A security flaw in a patient portal has exposed information concerning patient claims. Claims information had previously been uploaded to the patient portal of Molina Healthcare, which is a managed care company based in Long Beach, California. This in itself is not abnormal, however the flaw meant that the information was in fact accessible without any authentication checks.
Some patients with claims pending had been sent a link to their claims. All that had to be done to access the claim was to click on the link without the performance of any checks to verify that those following the links were in fact the intended recipients of them. Any person who had access to the link could therefore access the relevant patients’ claims information.
Moreover, the system employed to number the claims meant that should a digit in the URL be changed, it was possible to see information relating to the claims of other patients. That is to say that if the claim number was 2345678, the simple act of changing the claim number to 2345679 would have revealed another patient’s information.
Security researcher Brian Krebs was alerted to the patient portal security flaw by an anonymous tip. A demonstration of the flaw was given to Krebs which revealed that sensitive information could easily be accessed by unauthorized persons. The data in the files accessible via the portal included full names, postal addresses, dates of birth, prescription details and information relating to medical procedure.
Krebs contacted Molina Healthcare to warn it about the vulnerability. The ePortal was then temporarily closed while an investigation was carried out. Molina Healthcare states that the matter has now been resolved, however the investigation in order to clarify how many patients were affected and whether the flaw was widely exploited is continuing.
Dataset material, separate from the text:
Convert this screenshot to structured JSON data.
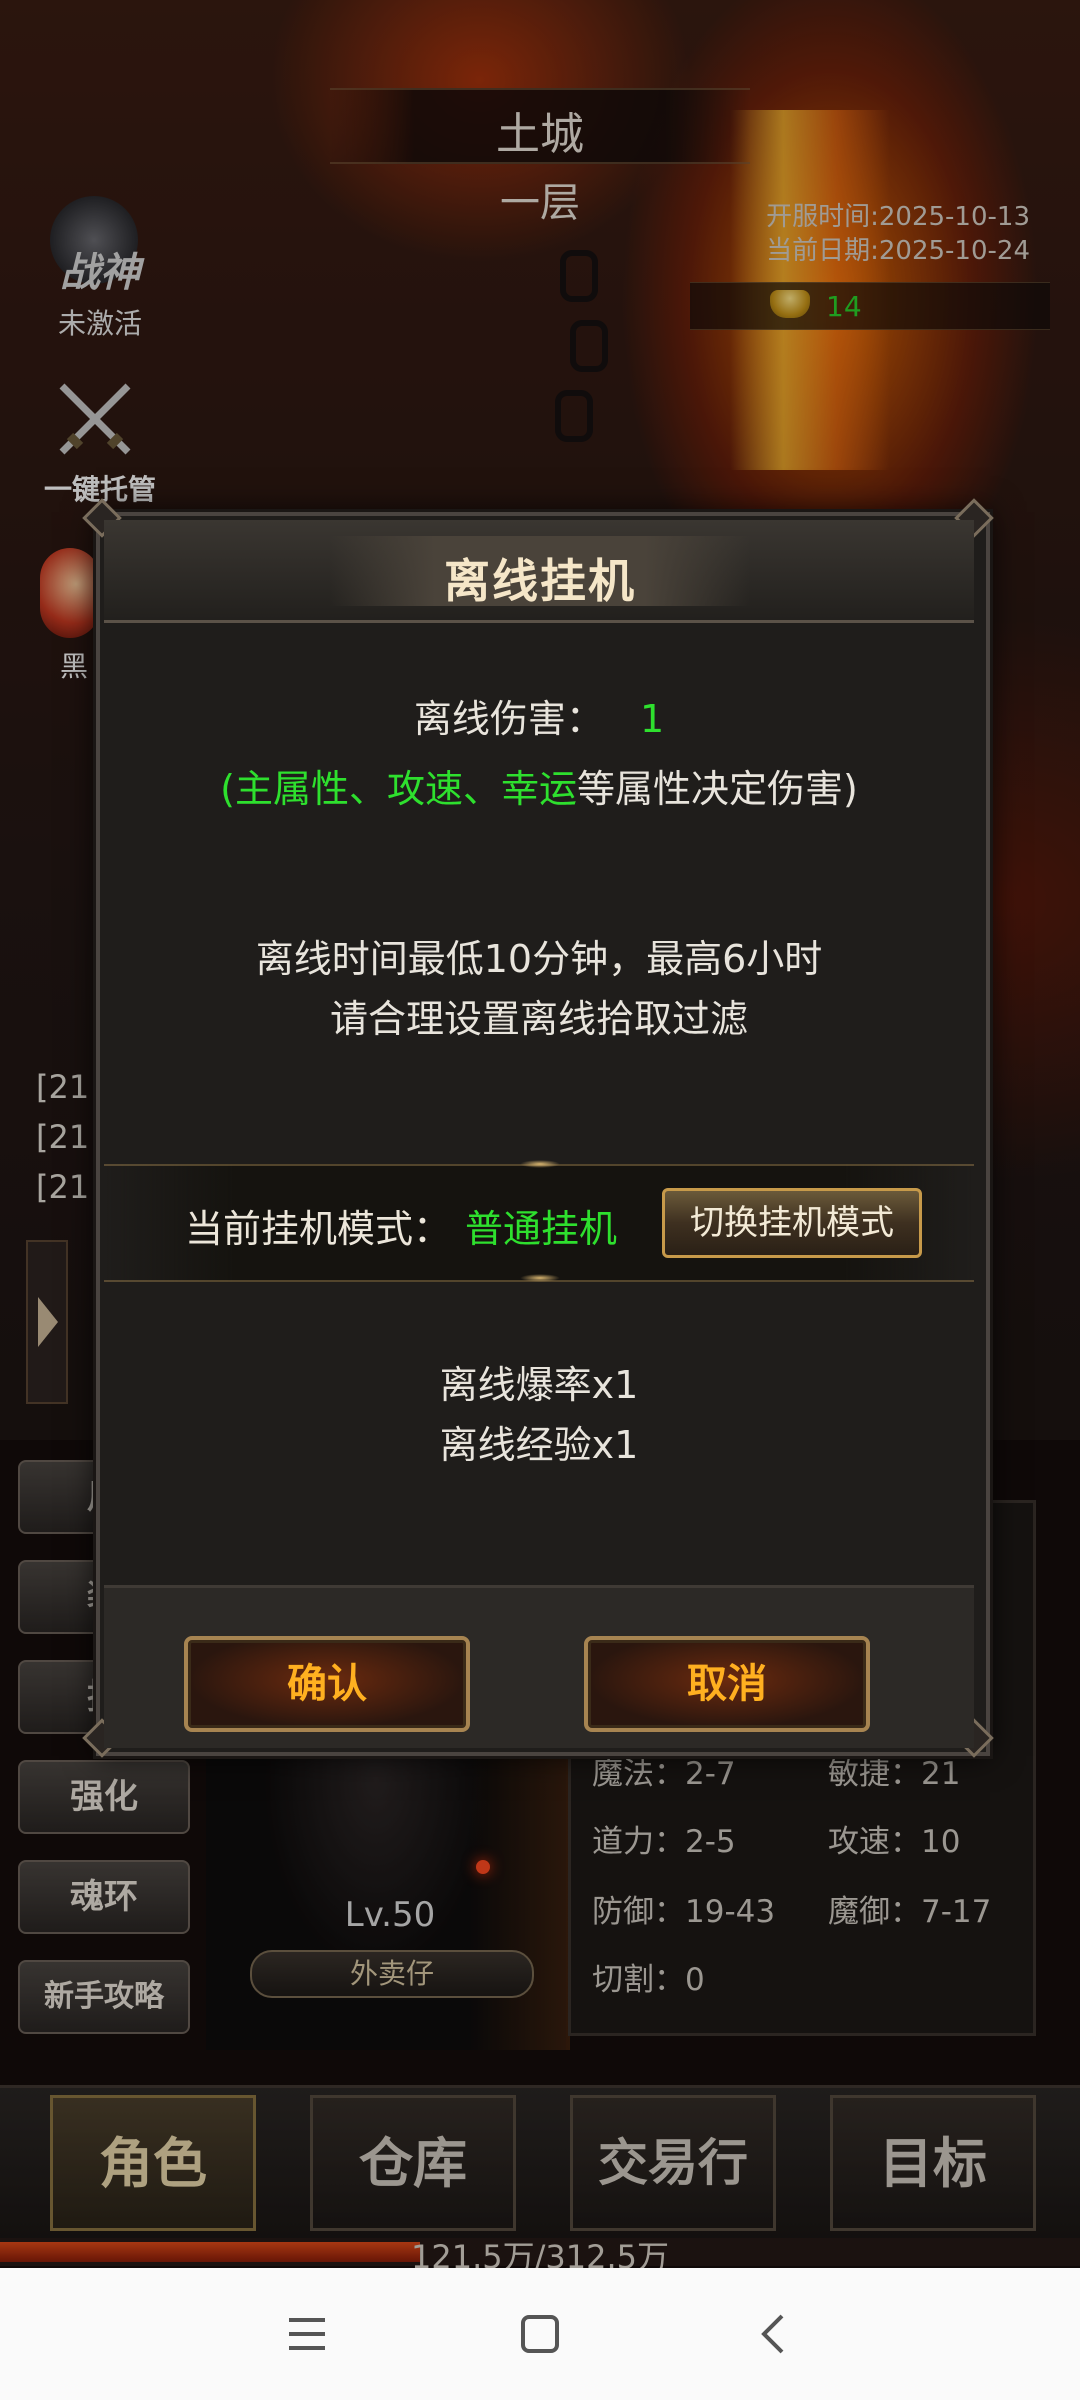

Molina Healthcare has engaged the cybersecurity firm Mandiant to help in this forensic investigation and to aid in the improvement of its system security.
Presently, it remains unclear for how much time the patient portal security flaw has existed and how many patients have been affected, however it is likely that all of the company’s patients are victims of the flaw. Molina Healthcare provides its services to individuals in twelve states plus Puerto Rico, with almost 5 million customers.
As Brian Krebs has highlighted, this was security flaw of the most basic kind that simply should not exist. Krebs said described the flaw as “lame” on the party of the company, but also very serious.